Mr Brown also promised that EU countries would lead the way on combating climate change.
Mr Cameron said proper co-ordination by central banks was going to be essential in dealing with the financial turbulence.
He questioned whether putting the Financial Services Authority, rather than the Bank of England, "in the lead" was a good idea.
Mr Cameron added: "Spain's budget is in balance. Germany, the Netherlands, Denmark and Sweden all have budget surpluses.
"But Britain has the largest budget deficit in western Europe. Does the prime minister now regret that we're the one country that failed to prepare for the downturn by putting money aside in the good years?"
But Mr Brown said it was "very strange" that Mr Cameron, in comparing Britain with the rest of Europe, did not recognise "we have lower inflation than the rest of Europe".
He added: "We have a history of stability and growth and I think you'll find during the course of this year that the American deficit will be higher than the British deficit."
The prime minister's Commons statement came just hours before the ICM poll for The Guardian suggested support for Labour has dropped back by five points in the last month to just 29%.
Over the same period, the Tories have gained five points to 42%.
The size of Conservative support was being compared to that under Margaret Thatcher at the time of her third General Election victory in 1987.

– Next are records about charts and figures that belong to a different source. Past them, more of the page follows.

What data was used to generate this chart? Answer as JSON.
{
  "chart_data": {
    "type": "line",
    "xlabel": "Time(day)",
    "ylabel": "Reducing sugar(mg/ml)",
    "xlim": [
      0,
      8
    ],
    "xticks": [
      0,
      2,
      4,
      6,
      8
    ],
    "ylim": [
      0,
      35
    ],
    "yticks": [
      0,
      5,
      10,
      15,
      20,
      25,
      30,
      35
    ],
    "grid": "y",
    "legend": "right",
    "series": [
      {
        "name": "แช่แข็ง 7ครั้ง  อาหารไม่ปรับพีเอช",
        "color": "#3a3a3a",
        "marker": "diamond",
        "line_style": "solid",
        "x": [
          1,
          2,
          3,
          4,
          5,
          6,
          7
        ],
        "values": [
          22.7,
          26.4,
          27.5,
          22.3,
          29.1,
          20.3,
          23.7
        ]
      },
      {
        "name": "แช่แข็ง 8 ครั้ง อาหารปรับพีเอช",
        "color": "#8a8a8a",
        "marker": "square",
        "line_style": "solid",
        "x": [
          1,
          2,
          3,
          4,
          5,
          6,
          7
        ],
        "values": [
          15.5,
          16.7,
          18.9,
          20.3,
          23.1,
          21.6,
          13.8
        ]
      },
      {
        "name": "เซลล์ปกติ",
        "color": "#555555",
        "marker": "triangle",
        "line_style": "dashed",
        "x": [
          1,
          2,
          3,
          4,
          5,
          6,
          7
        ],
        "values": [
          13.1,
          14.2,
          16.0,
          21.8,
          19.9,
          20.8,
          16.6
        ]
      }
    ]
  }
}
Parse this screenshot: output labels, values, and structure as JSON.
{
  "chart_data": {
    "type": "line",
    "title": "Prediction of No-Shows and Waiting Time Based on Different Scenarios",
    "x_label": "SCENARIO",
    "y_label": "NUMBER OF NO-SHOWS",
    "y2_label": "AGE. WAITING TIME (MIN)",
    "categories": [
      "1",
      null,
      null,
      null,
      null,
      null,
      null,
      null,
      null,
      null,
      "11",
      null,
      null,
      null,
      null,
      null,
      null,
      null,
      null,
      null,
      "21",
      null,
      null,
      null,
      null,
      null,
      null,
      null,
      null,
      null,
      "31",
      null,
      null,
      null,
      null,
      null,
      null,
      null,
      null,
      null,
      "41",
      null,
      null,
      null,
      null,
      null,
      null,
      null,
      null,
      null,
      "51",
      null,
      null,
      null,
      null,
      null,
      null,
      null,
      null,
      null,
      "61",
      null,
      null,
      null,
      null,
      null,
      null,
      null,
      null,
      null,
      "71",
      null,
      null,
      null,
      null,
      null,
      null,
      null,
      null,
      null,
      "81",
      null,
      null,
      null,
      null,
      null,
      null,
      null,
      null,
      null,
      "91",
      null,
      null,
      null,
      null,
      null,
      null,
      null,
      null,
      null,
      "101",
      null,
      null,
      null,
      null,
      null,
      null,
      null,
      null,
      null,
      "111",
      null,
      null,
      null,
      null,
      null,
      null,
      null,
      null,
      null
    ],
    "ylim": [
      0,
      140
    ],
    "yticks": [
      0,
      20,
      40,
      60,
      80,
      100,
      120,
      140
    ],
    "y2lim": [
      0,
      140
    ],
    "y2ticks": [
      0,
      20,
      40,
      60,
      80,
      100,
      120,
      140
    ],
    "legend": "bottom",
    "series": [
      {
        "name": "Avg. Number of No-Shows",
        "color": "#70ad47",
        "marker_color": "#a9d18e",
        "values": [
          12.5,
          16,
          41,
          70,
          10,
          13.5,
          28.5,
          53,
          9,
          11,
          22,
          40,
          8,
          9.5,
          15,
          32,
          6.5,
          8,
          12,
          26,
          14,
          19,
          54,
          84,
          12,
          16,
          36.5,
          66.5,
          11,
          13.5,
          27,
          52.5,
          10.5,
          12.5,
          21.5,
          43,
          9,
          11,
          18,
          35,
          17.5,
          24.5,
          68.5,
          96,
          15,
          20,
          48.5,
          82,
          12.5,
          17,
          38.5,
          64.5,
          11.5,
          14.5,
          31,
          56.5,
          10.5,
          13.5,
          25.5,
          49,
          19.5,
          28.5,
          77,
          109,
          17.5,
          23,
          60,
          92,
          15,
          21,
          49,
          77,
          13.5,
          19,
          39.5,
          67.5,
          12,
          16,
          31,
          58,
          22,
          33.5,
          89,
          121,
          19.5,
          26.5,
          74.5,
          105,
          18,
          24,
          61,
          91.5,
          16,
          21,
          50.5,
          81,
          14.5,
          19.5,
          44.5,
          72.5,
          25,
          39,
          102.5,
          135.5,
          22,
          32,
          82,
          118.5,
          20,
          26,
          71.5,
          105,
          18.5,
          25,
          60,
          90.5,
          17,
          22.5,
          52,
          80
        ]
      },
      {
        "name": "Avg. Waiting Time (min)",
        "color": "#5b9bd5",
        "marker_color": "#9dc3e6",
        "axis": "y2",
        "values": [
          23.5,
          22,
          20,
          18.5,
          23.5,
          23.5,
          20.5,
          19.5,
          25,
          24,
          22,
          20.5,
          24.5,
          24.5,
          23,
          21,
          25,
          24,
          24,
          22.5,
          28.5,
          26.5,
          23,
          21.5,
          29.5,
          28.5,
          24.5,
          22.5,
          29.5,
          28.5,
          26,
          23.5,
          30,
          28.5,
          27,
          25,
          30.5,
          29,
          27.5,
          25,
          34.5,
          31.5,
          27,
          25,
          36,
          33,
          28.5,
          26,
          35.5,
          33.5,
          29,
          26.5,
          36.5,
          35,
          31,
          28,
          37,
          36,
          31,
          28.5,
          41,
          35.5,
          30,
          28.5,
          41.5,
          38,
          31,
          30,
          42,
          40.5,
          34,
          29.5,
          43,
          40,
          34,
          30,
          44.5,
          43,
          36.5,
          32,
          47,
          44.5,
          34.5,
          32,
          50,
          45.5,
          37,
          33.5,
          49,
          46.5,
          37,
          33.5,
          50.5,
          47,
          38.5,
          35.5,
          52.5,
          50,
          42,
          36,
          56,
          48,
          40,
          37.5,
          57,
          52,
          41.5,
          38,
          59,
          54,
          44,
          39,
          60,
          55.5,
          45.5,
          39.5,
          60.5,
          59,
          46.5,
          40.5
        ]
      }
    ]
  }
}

Backing for the Lib Dems remained at 21%, suggesting that the Tories are winning support from Labour.
When pressed on which economic team they trusted most, 40% said David Cameron and his shadow chancellor George Osborne, while 32% named Mr Brown and Chancellor Alistair Darling.
ICM Research interviewed a random sample of 1,003 adults aged 18 and over by telephone between 14 and 16 March, weighting the results to the profile of all adults.